George Clooney at the 74th Venice Film Festival

"They're out of their homes and will be suffering for a long time," the 'Suburbicon' director said of Texans left homeless and vulnerable like Syrian refugees.

As George Clooney joins efforts to aid victims of Hurricane Harvey, and Irma rips through Florida, the Hollywood star on Sunday likened Americans left homeless by catastrophic weather events to Syrians caught up in their country's civil war.

"It's going to take a long time... And we'll all have to be involved, because Houston is Syria," Clooney said during a press conference for Suburbicon, which is screening this week at the Toronto Film Festival after bowing in Venice. "People in Houston are now refugees based on something that had nothing to do with them. They didn't do anything. They're now victims and they're out of their homes and they will be suffering for a very long time," he added. 

Harvey slammed into Texas' Gulf Coast on Aug. 25 as a Category 4 hurricane. It was soon downgraded to a tropical storm but lingered for days, dropping up to 50 inches of rain on Houston and the surrounding area before moving eastward to Louisiana.

"We're going to have to find ways to get involved, that's our jobs as citizens of the world," Clooney said. The Hollywood star in Suburbicon directs Matt Damon and Julianne Moore as a couple in over their heads with a dastardly plan in a caustic satire from Paramount and co-writers Joel and Ethan Coen.
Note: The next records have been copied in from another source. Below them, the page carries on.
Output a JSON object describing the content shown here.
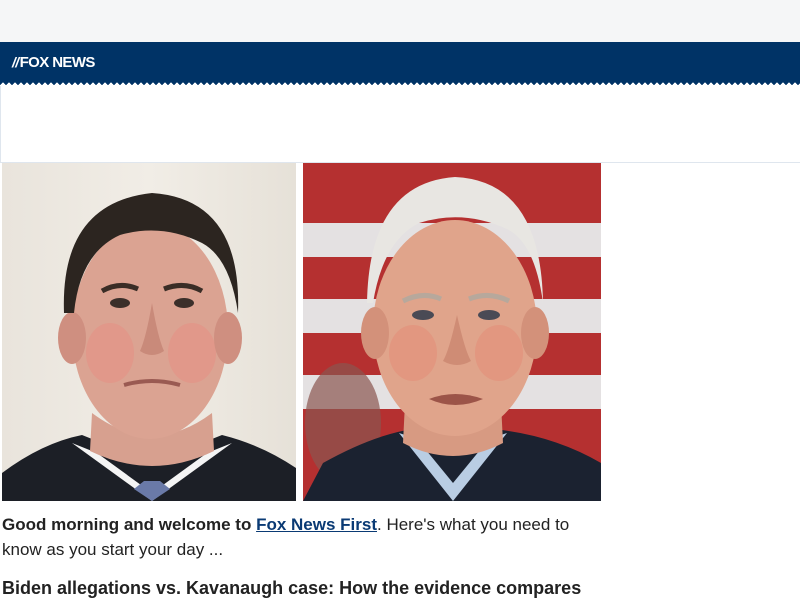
{
  "header": {
    "logo_text": "FOX NEWS",
    "logo_mark": "//",
    "brand_color": "#003366"
  },
  "photos": [
    {
      "subject": "brett-kavanaugh"
    },
    {
      "subject": "joe-biden"
    }
  ],
  "intro": {
    "greeting": "Good morning and welcome to",
    "link_text": "Fox News First",
    "after_link": ". Here's what you need to know as you start your day ..."
  },
  "headline": {
    "text": "Biden allegations vs. Kavanaugh case: How the evidence compares"
  },
  "colors": {
    "link": "#0a3a74",
    "text": "#222222"
  }
}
Moore, also in Toronto to help promote the film, said humanitarian crises like in Syria and hurricane-ravaged Texas and Florida reminded Americans they need to come together to help one another. "This is happening everywhere, with people being forced out of their homes and their nations and are looking for places to go. The only way we can help each other is by eradicating all these borders and thinking globally," she said.
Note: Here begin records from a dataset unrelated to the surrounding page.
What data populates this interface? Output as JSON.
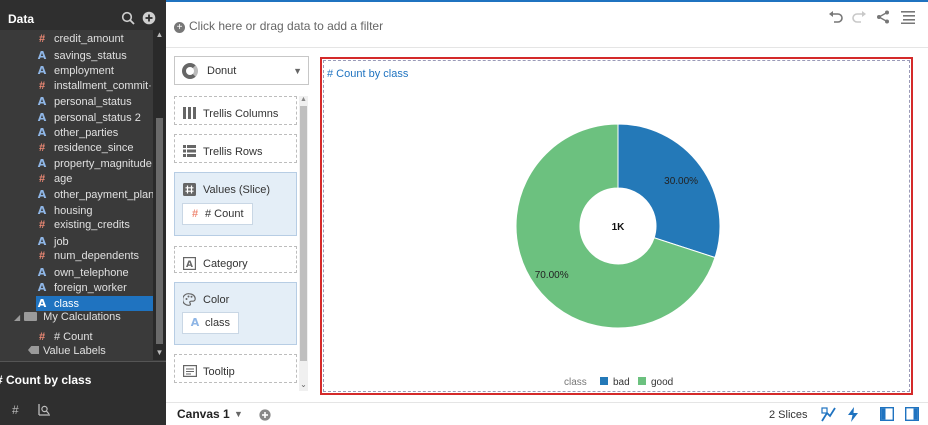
{
  "data_panel": {
    "title": "Data",
    "items": [
      {
        "label": "credit_amount",
        "type": "number"
      },
      {
        "label": "savings_status",
        "type": "attribute"
      },
      {
        "label": "employment",
        "type": "attribute"
      },
      {
        "label": "installment_commit···",
        "type": "number"
      },
      {
        "label": "personal_status",
        "type": "attribute"
      },
      {
        "label": "personal_status 2",
        "type": "attribute"
      },
      {
        "label": "other_parties",
        "type": "attribute"
      },
      {
        "label": "residence_since",
        "type": "number"
      },
      {
        "label": "property_magnitude",
        "type": "attribute"
      },
      {
        "label": "age",
        "type": "number"
      },
      {
        "label": "other_payment_plans",
        "type": "attribute"
      },
      {
        "label": "housing",
        "type": "attribute"
      },
      {
        "label": "existing_credits",
        "type": "number"
      },
      {
        "label": "job",
        "type": "attribute"
      },
      {
        "label": "num_dependents",
        "type": "number"
      },
      {
        "label": "own_telephone",
        "type": "attribute"
      },
      {
        "label": "foreign_worker",
        "type": "attribute"
      },
      {
        "label": "class",
        "type": "attribute",
        "selected": true
      }
    ],
    "folder": "My Calculations",
    "calc_item": "# Count",
    "value_labels": "Value Labels",
    "viz_name": "# Count by class"
  },
  "filterbar": {
    "placeholder": "Click here or drag data to add a filter"
  },
  "grammar": {
    "viz_type": "Donut",
    "trellis_columns": "Trellis Columns",
    "trellis_rows": "Trellis Rows",
    "values_slice": "Values (Slice)",
    "values_chip": "# Count",
    "category": "Category",
    "color": "Color",
    "color_chip": "class",
    "tooltip": "Tooltip"
  },
  "chart_data": {
    "type": "pie",
    "title": "# Count by class",
    "center_label": "1K",
    "legend_title": "class",
    "legend_position": "bottom",
    "slices": [
      {
        "label": "bad",
        "value": 30.0,
        "display": "30.00%",
        "color": "#2479b8"
      },
      {
        "label": "good",
        "value": 70.0,
        "display": "70.00%",
        "color": "#6cc17f"
      }
    ]
  },
  "bottombar": {
    "canvas_tab": "Canvas 1",
    "slices_count": "2 Slices"
  },
  "colors": {
    "accent": "#1f73c0",
    "panel_dark": "#3a3a3a",
    "selection_border": "#d42a2a"
  }
}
Co-star Damon said Suburbicon, a drama about very flawed people making very bad choices in a seemingly idyllic 1950s community, also has resonance with the Trump era. "You never know when you're making a movie. A lot of these current events, we couldn't have predicted," he said.
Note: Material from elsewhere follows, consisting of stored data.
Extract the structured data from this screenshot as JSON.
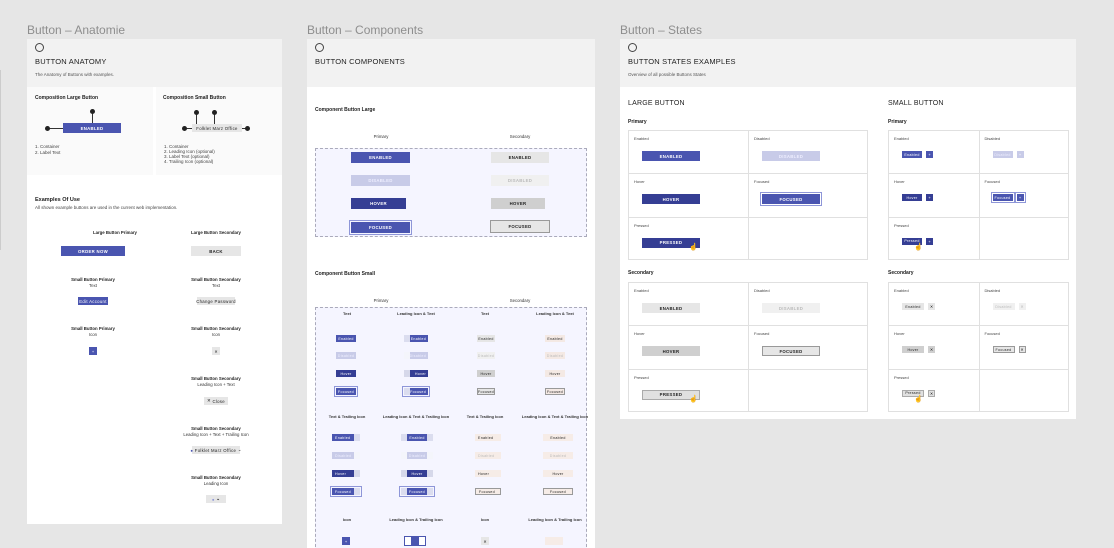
{
  "labels": {
    "anatomie": "Button – Anatomie",
    "components": "Button – Components",
    "states": "Button – States"
  },
  "anatomie": {
    "title": "BUTTON ANATOMY",
    "subtitle": "The Anatomy of Buttons with examples.",
    "large_title": "Composition Large Button",
    "large_btn": "ENABLED",
    "large_list": [
      "1. Container",
      "2. Label Text"
    ],
    "small_title": "Composition Small Button",
    "small_btn": "Folklet Marz Office",
    "small_list": [
      "1. Container",
      "2. Leading Icon (optional)",
      "3. Label Text (optional)",
      "4. Trailing Icon (optional)"
    ],
    "examples_title": "Examples Of Use",
    "examples_sub": "All shown example buttons are used in the current web implementation.",
    "ex1_title": "Large Button Primary",
    "ex1_btn": "ORDER NOW",
    "ex2_title": "Large Button Secondary",
    "ex2_btn": "BACK",
    "ex3_title": "Small Button Primary",
    "ex3_sub": "Text",
    "ex3_btn": "Edit Account",
    "ex4_title": "Small Button Secondary",
    "ex4_sub": "Text",
    "ex4_btn": "Change Password",
    "ex5_title": "Small Button Primary",
    "ex5_sub": "Icon",
    "ex6_title": "Small Button Secondary",
    "ex6_sub": "Icon",
    "ex7_title": "Small Button Secondary",
    "ex7_sub": "Leading Icon + Text",
    "ex7_btn": "Close",
    "ex8_title": "Small Button Secondary",
    "ex8_sub": "Leading Icon + Text + Trailing Icon",
    "ex8_btn": "Folklet Marz Office",
    "ex9_title": "Small Button Secondary",
    "ex9_sub": "Leading Icon"
  },
  "components": {
    "title": "BUTTON COMPONENTS",
    "large_title": "Component Button Large",
    "primary": "Primary",
    "secondary": "Secondary",
    "large_states": [
      "ENABLED",
      "DISABLED",
      "HOVER",
      "FOCUSED"
    ],
    "small_title": "Component Button Small",
    "cols_row1": [
      "Text",
      "Leading Icon & Text",
      "Text",
      "Leading Icon & Text"
    ],
    "cols_row2": [
      "Text & Trailing Icon",
      "Leading Icon & Text & Trailing Icon",
      "Text & Trailing Icon",
      "Leading Icon & Text & Trailing Icon"
    ],
    "cols_row3": [
      "Icon",
      "Leading Icon & Trailing Icon",
      "Icon",
      "Leading Icon & Trailing Icon"
    ],
    "small_states": [
      "Enabled",
      "Disabled",
      "Hover",
      "Focused"
    ]
  },
  "states": {
    "title": "BUTTON STATES EXAMPLES",
    "subtitle": "Overview of all possible Buttons States",
    "large": "LARGE BUTTON",
    "small": "SMALL BUTTON",
    "primary": "Primary",
    "secondary": "Secondary",
    "state_labels": [
      "Enabled",
      "Disabled",
      "Hover",
      "Focused",
      "Pressed"
    ],
    "large_btns": [
      "ENABLED",
      "DISABLED",
      "HOVER",
      "FOCUSED",
      "PRESSED"
    ],
    "small_btns": [
      "Enabled",
      "Disabled",
      "Hover",
      "Focused",
      "Pressed"
    ]
  },
  "colors": {
    "primary": "#4a55b0",
    "primary_hover": "#353e94",
    "primary_disabled": "#c8cbe8",
    "secondary": "#e6e6e6",
    "canvas": "#e6e6e6"
  }
}
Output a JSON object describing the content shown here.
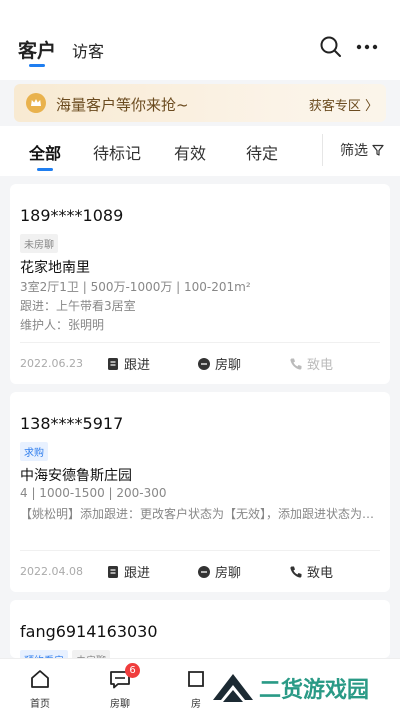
{
  "header": {
    "tabs": [
      {
        "label": "客户",
        "active": true
      },
      {
        "label": "访客",
        "active": false
      }
    ],
    "icons": [
      "search-icon",
      "more-icon"
    ]
  },
  "banner": {
    "text": "海量客户等你来抢~",
    "link": "获客专区"
  },
  "filter": {
    "tabs": [
      {
        "label": "全部",
        "active": true
      },
      {
        "label": "待标记",
        "active": false
      },
      {
        "label": "有效",
        "active": false
      },
      {
        "label": "待定",
        "active": false
      }
    ],
    "button": "筛选"
  },
  "customers": [
    {
      "phone": "189****1089",
      "tags": [
        {
          "label": "未房聊",
          "style": "gray"
        }
      ],
      "estate": "花家地南里",
      "spec": "3室2厅1卫 | 500万-1000万 | 100-201m²",
      "followup": "跟进：上午带看3居室",
      "maintainer": "维护人：张明明",
      "date": "2022.06.23",
      "actions": {
        "follow": "跟进",
        "chat": "房聊",
        "call": "致电"
      },
      "call_enabled": false
    },
    {
      "phone": "138****5917",
      "tags": [
        {
          "label": "求购",
          "style": "blue"
        }
      ],
      "estate": "中海安德鲁斯庄园",
      "spec": "4 | 1000-1500 | 200-300",
      "followup": "【姚松明】添加跟进：更改客户状态为【无效】，添加跟进状态为…",
      "date": "2022.04.08",
      "actions": {
        "follow": "跟进",
        "chat": "房聊",
        "call": "致电"
      },
      "call_enabled": true
    },
    {
      "phone": "fang6914163030",
      "tags": [
        {
          "label": "预约看房",
          "style": "blue"
        },
        {
          "label": "未房聊",
          "style": "gray"
        }
      ]
    }
  ],
  "bottom_nav": [
    {
      "label": "首页",
      "icon": "home-icon"
    },
    {
      "label": "房聊",
      "icon": "chat-icon",
      "badge": "6"
    },
    {
      "label": "房",
      "icon": "house-icon"
    }
  ],
  "watermark": {
    "text": "二货游戏园"
  },
  "colors": {
    "accent": "#1f7ef0",
    "badge": "#f03d3d",
    "banner_text": "#6b4b1f"
  }
}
A movie inspired by the true-life story of African-Americans who were harassed by their white neighbors to get them to move out of their Levittown, Pennsylvania community in the 1950s will inevitably be over-shadowed by recent events in Charlottesville, Virginia, Damon suggested.

"Everything was there, but the lid hadn't been torn off yet. And it seems like this presidency has reinvigorated this certain element, and emboldened them to step out into the open," Damon said of Trump's defiant comments about alt-right provocateurs in the wake of the Virginia tragedy. 

The U.S. president stirred controversy when he initially declined to single out the white supremacists and neo-Nazis whose demonstration against the removal of a Robert E. Lee statute had led to violence and the death of a counter-protester in Charlottesville.

The Toronto Film Festival runs through Sept. 17.